A fotografia mostra uma espécie de anel de fogo, com a borda inferior mais grossa do que a superior. Isso ocorre porque o gás que voa pelo espaço sideral está sendo sugado a uma alta velocidade para dentro do buraco negro, da mesma forma que a água sugada por um ralo adquire o curso de um minirredemoinho. Por voar em uma velocidade muito alta, o gás atrita consigo mesmo até adquirir uma temperatura de milhões de graus Celsius. Isso gera radiação – na forma de luz e raio-X.

O círculo dentro do anel é o que cientistas chamam de “horizonte de eventos” – em outras palavras, a borda do buraco negro. A região central está escura justamente porque a luz foi sugada para dentro. A parte de baixo do anel é mais grossa porque, diferentemente de um ralo de pia que é estático, o buraco negro se movimenta, então a força da gravidade atrai a luz em um movimento irregular, ainda que circular.
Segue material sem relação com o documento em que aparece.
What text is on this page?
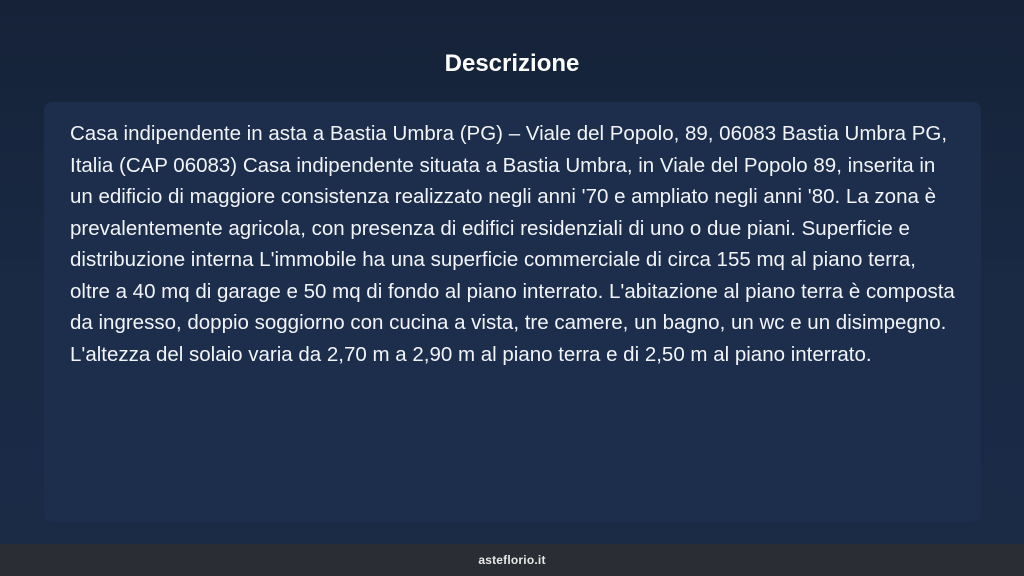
Descrizione

Casa indipendente in asta a Bastia Umbra (PG) – Viale del Popolo, 89, 06083 Bastia Umbra PG, Italia (CAP 06083) Casa indipendente situata a Bastia Umbra, in Viale del Popolo 89, inserita in un edificio di maggiore consistenza realizzato negli anni '70 e ampliato negli anni '80. La zona è prevalentemente agricola, con presenza di edifici residenziali di uno o due piani. Superficie e distribuzione interna L'immobile ha una superficie commerciale di circa 155 mq al piano terra, oltre a 40 mq di garage e 50 mq di fondo al piano interrato. L'abitazione al piano terra è composta da ingresso, doppio soggiorno con cucina a vista, tre camere, un bagno, un wc e un disimpegno. L'altezza del solaio varia da 2,70 m a 2,90 m al piano terra e di 2,50 m al piano interrato.

asteflorio.it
— A gravidade do buraco negro atrai o gás, que começa a girar e vai espiralando até ultrapassar o limite do horizonte dos eventos — diz o astrônomo e professor de Física da UFRGS, Luiz Augusto da Silva.

A fotografia foi feita de forma conjunta por oito radiotelescópios localizados em montanhas ou desertos de Chile, Espanha, Estados Unidos, México e Antártica. Juntos, eles têm a potência de um único telescópio do tamanho do planeta Terra. Em vez de captarem raios de luz com uma lente, eles funcionam como antenas parabólicas captando a radiação emitida pelo espaço.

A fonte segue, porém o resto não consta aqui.